Key Objectives:

• Design experiments that require asking questions, developing hypotheses, collecting data, interpreting data, and developing conclusions.

• Plan and conduct an investigation individually and collaboratively to produce data to serve as the basis for evidence, and in the design: decide on types, how much, and accuracy of data needed to produce reliable measurements and consider limitations on the precision of the data (e.g., number of trials, cost, risk, time), and refine the design accordingly.

• Use graphical techniques to describe data.

• Use mathematical and/or computational representations of phenomena or design solutions to support explanations.

• Evaluate the claims, evidence, and reasoning behind currently accepted explanations or solutions to determine the merits of arguments.

• Apply concepts of statistics and probability (including determining function fits to data, slope, intercept, and correlation coefficient for linear fits) to scientific and engineering questions and problems, using digital tools when feasible.

• Critically review current literature about scientific topics.

• Practice formulating logical conclusions.

• Develop and use a model based on evidence to illustrate the relationships between systems or between components of a system.

• Construct an explanation based on valid and reliable evidence obtained from a variety of sources (including students’ own investigations, models, theories, simulations, peer review) and the assumption that theories and laws that describe the natural world operate today as they did in the past and will continue to do so in the future.

Key Objectives:

• Describe and model the basic atomic structure.

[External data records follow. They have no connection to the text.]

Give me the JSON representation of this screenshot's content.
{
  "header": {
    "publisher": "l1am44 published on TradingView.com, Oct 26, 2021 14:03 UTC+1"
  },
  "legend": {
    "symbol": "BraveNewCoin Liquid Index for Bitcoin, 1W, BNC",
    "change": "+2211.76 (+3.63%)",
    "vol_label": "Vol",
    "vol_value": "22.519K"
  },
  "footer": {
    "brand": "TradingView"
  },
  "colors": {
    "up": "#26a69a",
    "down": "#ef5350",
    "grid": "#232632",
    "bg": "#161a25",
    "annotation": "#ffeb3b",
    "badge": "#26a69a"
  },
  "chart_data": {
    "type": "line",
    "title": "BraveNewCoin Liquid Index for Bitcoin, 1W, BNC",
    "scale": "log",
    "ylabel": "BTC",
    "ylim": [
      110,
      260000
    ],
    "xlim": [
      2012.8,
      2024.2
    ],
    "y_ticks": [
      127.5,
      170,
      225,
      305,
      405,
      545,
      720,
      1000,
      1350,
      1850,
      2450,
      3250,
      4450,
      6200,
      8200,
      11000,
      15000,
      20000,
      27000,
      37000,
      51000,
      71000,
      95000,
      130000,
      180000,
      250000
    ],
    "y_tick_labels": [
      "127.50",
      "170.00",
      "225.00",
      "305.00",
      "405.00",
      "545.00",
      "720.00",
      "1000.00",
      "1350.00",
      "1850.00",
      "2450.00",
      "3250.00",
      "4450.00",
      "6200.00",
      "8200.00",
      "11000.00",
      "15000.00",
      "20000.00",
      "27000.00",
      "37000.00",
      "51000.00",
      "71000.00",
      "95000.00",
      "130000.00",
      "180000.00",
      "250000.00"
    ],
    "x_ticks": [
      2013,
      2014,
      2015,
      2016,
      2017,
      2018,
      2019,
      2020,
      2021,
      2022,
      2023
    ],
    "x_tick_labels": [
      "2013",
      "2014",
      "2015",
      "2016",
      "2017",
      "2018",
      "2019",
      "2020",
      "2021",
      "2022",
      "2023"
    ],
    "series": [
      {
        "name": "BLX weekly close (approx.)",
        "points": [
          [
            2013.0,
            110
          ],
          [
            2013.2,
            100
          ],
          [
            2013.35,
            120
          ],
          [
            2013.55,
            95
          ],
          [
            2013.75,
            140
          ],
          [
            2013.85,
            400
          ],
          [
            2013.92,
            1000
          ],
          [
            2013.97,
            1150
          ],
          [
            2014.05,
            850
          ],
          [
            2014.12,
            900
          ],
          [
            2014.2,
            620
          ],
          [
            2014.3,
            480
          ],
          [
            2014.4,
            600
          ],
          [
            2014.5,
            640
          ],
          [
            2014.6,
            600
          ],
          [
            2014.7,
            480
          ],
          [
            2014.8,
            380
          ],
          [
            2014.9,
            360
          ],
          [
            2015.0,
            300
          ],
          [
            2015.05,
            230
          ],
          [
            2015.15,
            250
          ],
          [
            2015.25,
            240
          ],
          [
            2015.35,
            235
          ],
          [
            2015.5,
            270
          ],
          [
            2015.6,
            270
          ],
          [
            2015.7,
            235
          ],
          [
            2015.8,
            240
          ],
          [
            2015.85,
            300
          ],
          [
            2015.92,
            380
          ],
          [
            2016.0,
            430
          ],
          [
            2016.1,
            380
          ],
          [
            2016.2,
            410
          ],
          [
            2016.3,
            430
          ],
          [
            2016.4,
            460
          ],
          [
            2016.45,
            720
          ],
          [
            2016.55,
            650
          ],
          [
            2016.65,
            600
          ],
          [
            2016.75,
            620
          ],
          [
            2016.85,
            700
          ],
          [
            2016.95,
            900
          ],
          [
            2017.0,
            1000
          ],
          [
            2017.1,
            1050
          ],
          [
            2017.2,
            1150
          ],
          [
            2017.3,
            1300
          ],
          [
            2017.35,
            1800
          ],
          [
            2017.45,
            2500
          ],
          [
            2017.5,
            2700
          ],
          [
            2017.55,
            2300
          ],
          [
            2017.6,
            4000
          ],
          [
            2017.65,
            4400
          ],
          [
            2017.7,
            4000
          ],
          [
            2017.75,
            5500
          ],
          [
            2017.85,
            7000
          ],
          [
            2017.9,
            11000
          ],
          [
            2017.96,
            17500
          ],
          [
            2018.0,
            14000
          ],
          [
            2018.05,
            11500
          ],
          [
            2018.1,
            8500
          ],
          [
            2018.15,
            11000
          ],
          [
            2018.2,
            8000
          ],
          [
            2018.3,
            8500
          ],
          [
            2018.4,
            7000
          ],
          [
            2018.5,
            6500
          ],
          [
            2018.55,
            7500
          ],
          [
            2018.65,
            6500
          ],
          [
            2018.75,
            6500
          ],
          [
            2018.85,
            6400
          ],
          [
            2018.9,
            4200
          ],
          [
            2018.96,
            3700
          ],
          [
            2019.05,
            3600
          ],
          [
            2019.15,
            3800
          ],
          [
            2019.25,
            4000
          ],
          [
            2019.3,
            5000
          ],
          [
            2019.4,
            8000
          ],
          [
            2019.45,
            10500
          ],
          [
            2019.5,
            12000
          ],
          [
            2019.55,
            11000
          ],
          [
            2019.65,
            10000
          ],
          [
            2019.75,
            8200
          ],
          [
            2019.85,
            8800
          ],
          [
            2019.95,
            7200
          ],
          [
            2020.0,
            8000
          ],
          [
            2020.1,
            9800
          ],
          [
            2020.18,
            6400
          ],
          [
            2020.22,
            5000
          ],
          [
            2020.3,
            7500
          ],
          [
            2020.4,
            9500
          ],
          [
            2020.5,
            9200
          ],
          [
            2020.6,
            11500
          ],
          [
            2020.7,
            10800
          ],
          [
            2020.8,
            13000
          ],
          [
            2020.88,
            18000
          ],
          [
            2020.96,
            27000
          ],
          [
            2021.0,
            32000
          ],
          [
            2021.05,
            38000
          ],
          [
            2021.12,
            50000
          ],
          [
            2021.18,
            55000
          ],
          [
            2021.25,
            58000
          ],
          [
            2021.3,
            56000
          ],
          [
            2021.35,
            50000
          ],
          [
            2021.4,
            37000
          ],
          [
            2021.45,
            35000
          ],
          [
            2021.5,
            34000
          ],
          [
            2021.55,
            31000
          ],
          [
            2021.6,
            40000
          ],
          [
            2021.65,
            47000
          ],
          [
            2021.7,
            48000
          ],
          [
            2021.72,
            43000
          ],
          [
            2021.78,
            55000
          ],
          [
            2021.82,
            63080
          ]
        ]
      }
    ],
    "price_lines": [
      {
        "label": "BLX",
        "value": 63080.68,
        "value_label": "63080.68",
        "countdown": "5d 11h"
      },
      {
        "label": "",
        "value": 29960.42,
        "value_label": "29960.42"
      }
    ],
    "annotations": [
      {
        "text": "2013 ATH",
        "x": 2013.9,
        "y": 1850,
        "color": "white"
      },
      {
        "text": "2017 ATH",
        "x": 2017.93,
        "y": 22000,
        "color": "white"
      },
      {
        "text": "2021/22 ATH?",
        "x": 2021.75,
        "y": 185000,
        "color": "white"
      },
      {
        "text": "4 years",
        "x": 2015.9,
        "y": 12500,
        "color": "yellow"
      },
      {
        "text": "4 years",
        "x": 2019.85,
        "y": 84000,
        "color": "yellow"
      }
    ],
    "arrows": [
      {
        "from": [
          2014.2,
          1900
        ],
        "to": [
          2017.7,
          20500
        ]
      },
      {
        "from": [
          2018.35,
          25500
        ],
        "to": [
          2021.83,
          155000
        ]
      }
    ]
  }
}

• Use a model to illustrate that cellular respiration is a chemical process whereby the bonds of food molecules and oxygen molecules are broken and the bonds in new compounds are formed resulting in a net transfer of energy. 

• Use a model to illustrate how photosynthesis transforms light energy into stored chemical energy. 

Suggested Activities & Resources:  

• PhET Digital Lab on Atoms Elements & Compounds

• Animal Digestion Lab

• Flow chart-type drawings of cellular respiration.

• Cellular Respiration Lab

• Africa Storyline and Homeostasis Storyline

• Flow chart-type drawings of photosynthesis.

• Understanding Photosynthesis Activity

Key Objectives:

• Recognize that cells use DNA to store information and manage cellular functions. 

• Describe the role of chromosomes in sex determination.

• Make and defend a claim based on evidence that inheritable genetic variations may result from: (a) new genetic combinations through meiosis, (b) viable errors occurring during replication, and/or (c) mutations caused by environmental factors.

• Apply concepts of statistics and probability to explain the variation and distribution of expressed traits in a population.

• Construct an explanation based on evidence for how the structure of DNA determines the structure of proteins which carry out the essential functions of life through systems of specialized cells.

• Explain how cell functions are regulated through changes in protein activity.

• Model and interpret basic Mendelian patterns of genetics using Punnett squares, and non-Mendelian patterns (e.g., incomplete, codominance, sex-linked traits).

Key Objectives:

• Utilize tools to categorize organisms (i.e., taxonomic keys, cladograms).

• Describe the characteristics of domains and kingdoms of organisms.

• Within each kingdom, describe how the anatomical characteristics can affect an organism’s survival.

• Explain the relationship between structure and function in major phyla.

• Plan and conduct an investigation to provide evidence that feedback mechanisms maintain homeostasis.

• Describe classification based on evolutionary relationships.

• Describe the changes that have occurred over geologic time. 

• Chronicle the development of evolutionary theory by natural selection.

• Communicate scientific information that common ancestry and biological evolution are supported by multiple lines of empirical evidence (homologous structures, embryology, DNA, adaptive radiation, fossil record).

• Construct an explanation based on evidence for how natural selection leads to adaptation of populations.

• Evaluate the evidence supporting claims that changes in environmental conditions may result in: (1) the change in allele frequency within the population, (2) the emergence of new species over time, and (3) the extinction of other species. 

• Explain how variation within a species and natural selection could result in speciation or extinction.

• Create or revise a simulation to test a solution to mitigate adverse impacts on human activity on biodiversity.

• Explain how the diversity of life has arisen through evolutionary processes.

• Describe how variation within species is maintained over time through recombination and mutations of genes.

• Apply concepts of statistics and probability to support explanations that organisms with an advantageous heritable trait tend to increase in proportion to organisms lacking this trait.

• Construct an explanation based on evidence that the process of evolution primarily results from four factors: (1) the potential for a species to increase in number, (2) the heritable genetic variation of individuals in a species due to mutation and sexual reproduction, (3) competition for limited resources, and (4) the proliferation of those organisms that are better able to survive and reproduce in the environment.